Libra is a meticulously researched novel. Even DeLillo’s fictional characters are loosely based on real people, or seem composites drawn from the historical record. Carmine Latta, for example, resembles Carlos Marcello, a mob boss who reportedly decided that the way to derail Bobby Kennedy’s campaign against organised crime was to kill his brother John. Latta, who hates Bobby ‘in a personal way’, comes to the same conclusion, and echoes a remark attributed to Marcello: ‘You cut off the head, the tail doesn’t wag.’ Everett and the other CIA conspirators resemble a variety of agents and contacts described in testimony before the Select Committee on Assassinations. Of the major characters, only Nicholas Branch, the man charged with the task of reconstructing the assassination, can’t be associated with a historical figure. He seems to be DeLillo’s fictional counterpart.

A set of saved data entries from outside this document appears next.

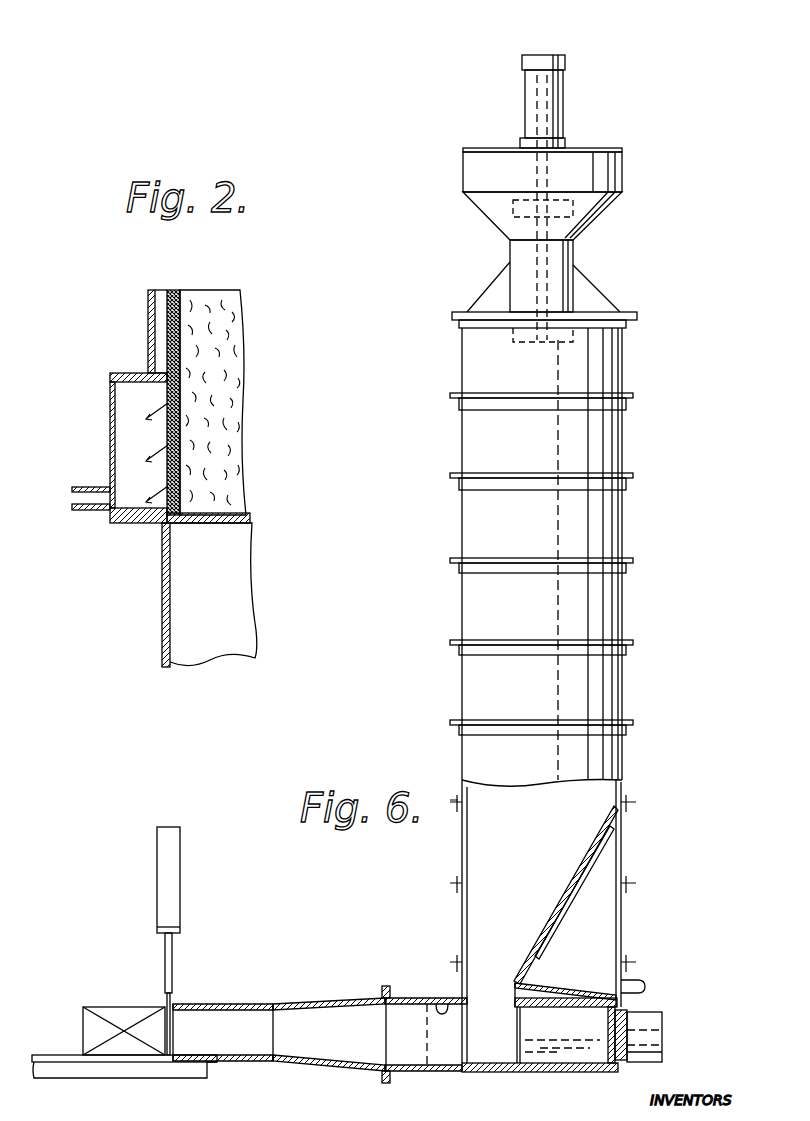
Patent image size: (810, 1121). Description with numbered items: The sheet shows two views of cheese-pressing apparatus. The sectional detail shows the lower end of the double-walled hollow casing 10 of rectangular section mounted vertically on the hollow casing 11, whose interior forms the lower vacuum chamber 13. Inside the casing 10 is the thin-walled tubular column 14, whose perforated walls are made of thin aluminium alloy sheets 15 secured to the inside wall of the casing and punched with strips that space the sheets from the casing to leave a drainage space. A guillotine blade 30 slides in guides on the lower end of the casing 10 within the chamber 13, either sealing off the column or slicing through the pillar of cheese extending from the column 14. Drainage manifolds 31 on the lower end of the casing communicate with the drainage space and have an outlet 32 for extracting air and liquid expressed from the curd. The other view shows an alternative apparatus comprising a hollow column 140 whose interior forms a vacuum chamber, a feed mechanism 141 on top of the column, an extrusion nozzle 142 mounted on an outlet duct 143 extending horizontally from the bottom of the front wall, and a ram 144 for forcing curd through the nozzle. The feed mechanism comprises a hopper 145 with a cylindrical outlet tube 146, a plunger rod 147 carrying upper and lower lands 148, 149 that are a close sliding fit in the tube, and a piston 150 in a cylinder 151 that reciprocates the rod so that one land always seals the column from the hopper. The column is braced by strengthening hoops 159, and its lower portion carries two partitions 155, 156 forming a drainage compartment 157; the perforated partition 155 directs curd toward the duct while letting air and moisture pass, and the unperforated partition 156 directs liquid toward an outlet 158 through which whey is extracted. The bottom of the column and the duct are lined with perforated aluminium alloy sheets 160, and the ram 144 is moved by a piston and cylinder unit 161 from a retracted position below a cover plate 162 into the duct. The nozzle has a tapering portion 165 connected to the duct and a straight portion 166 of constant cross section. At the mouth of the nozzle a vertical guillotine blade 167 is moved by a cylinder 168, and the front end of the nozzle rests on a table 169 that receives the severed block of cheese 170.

In FIG. 2, the double-walled hollow casing 10 is at (148, 307).
In FIG. 2, the hollow casing 11 is at (165, 580).
In FIG. 2, the lower vacuum chamber 13 is at (183, 625).
In FIG. 2, the thin-walled tubular column 14 is at (183, 357).
In FIG. 2, the thin aluminium alloy sheets 15 is at (182, 308).
In FIG. 2, the guillotine blade 30 is at (205, 525).
In FIG. 2, the drainage manifolds 31 is at (120, 392).
In FIG. 2, the outlet 32 is at (90, 498).
In FIG. 6, the hollow column 140 is at (472, 506).
In FIG. 6, the feed mechanism 141 is at (473, 226).
In FIG. 6, the extrusion nozzle 142 is at (273, 1004).
In FIG. 6, the outlet duct 143 is at (390, 992).
In FIG. 6, the ram 144 is at (567, 1043).
In FIG. 6, the hopper 145 is at (622, 172).
In FIG. 6, the cylindrical outlet tube 146 is at (510, 249).
In FIG. 6, the plunger rod 147 is at (550, 279).
In FIG. 6, the upper land 148 is at (567, 203).
In FIG. 6, the lower land 149 is at (510, 318).
In FIG. 6, the piston 150 is at (560, 76).
In FIG. 6, the cylinder 151 is at (562, 118).
In FIG. 6, the partition 155 is at (596, 848).
In FIG. 6, the partition 156 is at (580, 990).
In FIG. 6, the drainage compartment 157 is at (598, 882).
In FIG. 6, the outlet 158 is at (636, 988).
In FIG. 6, the strengthening hoops 159 is at (462, 641).
In FIG. 6, the perforated aluminium alloy sheets 160 is at (441, 1003).
In FIG. 6, the piston and cylinder unit 161 is at (656, 1022).
In FIG. 6, the cover plate 162 is at (546, 998).
In FIG. 6, the tapering portion 165 is at (327, 1001).
In FIG. 6, the trough 166 is at (218, 1004).
In FIG. 6, the vertical guillotine blade 167 is at (165, 998).
In FIG. 6, the cylinder 168 is at (165, 853).
In FIG. 6, the table 169 is at (195, 1063).
In FIG. 6, the block of cheese 170 is at (97, 1015).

DeLillo and Branch perform similar tasks, but Branch remains sealed in his office, imprisoned by facts and by the history he is writing. Aware of ‘worrisome omissions’, gaps in the record, he wonders whether the CIA, unable to break the habit of secrecy, conceals facts even from itself. Still, he knows most of the answers (truths the CIA will never publish): his theories cover the crucial issues. And he is armed with a sober disregard for ‘cheap coincidence’. But he can’t finish the job, or even keep pace with the undiminished flow of relevant data: ‘It all mattered on one level or another.’ He shrinks only from the more graphic exhibits, somehow unwilling to ‘touch and smell’. He grows old, cloistered with theories, omissions, discrepancies. But although DeLillo is faithful to the historical record, he never seems overwhelmed or constrained by the facts of the case. Nor is he vexed by contradictions and omissions. Libra displays his genius for creative paranoia: he fills the gaps in the record with his imagination, spinning a brilliant web out of a heap of improbable coincidences.